Low-light photography once meant that a photographer had to make choices about depth of field, stopping motion and illuminating the subject and/or the background. With a long shutter speed to allow ambient illumination, motion was blurred. With enough depth of field to provide contextual sharpness, any flash illumination meant darkness beyond the subject; there was always a trade-off. Add new control over ISO choices, however, and suddenly the photographer isn’t forced to make the aesthetic sacrifices he once was.
Inside a Moscow brothel, Ludwig gets motion stopping and depth of field with minimal noise. Images like this simply weren’t possible until now. Imagine trying to get this photograph with a roll of ISO 100 slide film!
“Not only has my strobe become a more powerful tool now,” Ludwig continues, “I can use it in more subtle ways, too. In Russia, I was doing things with a small handheld strobe during my assignment that, if somebody had watched me doing this a few years back, they would have looked at me thinking this guy doesn’t know what he’s doing. I was pointing my strobe at the high ceiling of a church, using it as a bounce. Even in conventional situations, my strobe is now less obtrusive. An amateur’s flash coming from a cell phone camera sometimes pops stronger than my Canon strobe because I’m shooting such a high ISO.”
Beyond the simple light-gathering function, high-ISO digital capture has another inherent improvement over film—detail without contrast. Pushing film to high ISOs meant building contrast to the point at which an image lost all shadow detail. The problem was so bad that, before digital, Ludwig advised shooting at low ISOs in low light, simply so he could preserve detail to pull out of the finished image.

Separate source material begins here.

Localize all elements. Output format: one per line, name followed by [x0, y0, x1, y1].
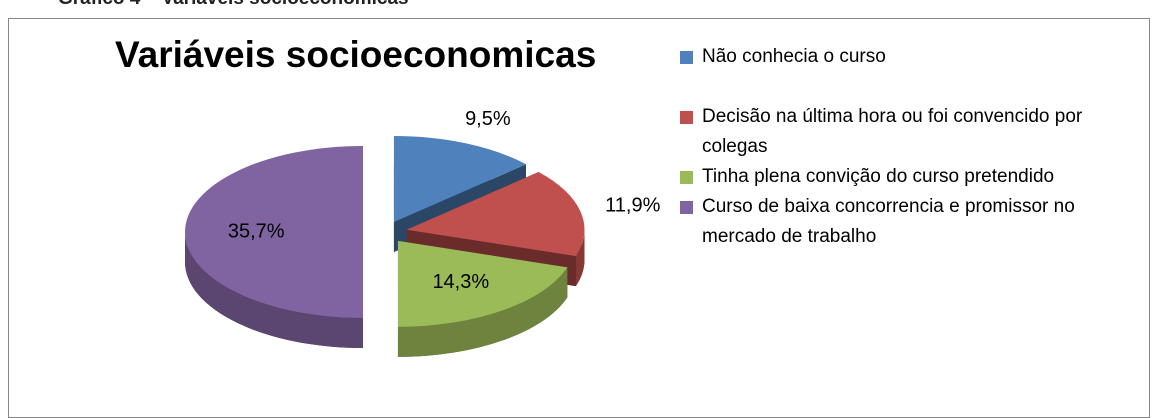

“In the film days in darker situations, I resorted to shooting low-speed film,” he says. “In workshops, I taught students to shoot Kodachrome 64 in low light and illuminate the foreground with flash. Rarely, I went to a higher ISO. Low-ISO films were better at handling the details in the shadows and highlights, which accounted for at least some sense of place. Higher-ISO film just couldn’t handle any contrast.”
“The amount of detail that we can extract from the shadows in digital is amazing,” adds Ludwig. “[With] the tolerance that digital technology has overall, ranging from extreme light to extreme shadows, there’s often now more detail than your eye can detect. These new cameras can see in the dark.”
Foregoing the trade-offs of film has allowed Ludwig, a master of documenting real life, to create a new style of photograph in low light. “And much of everyday life,” he points out, “happens in low light.”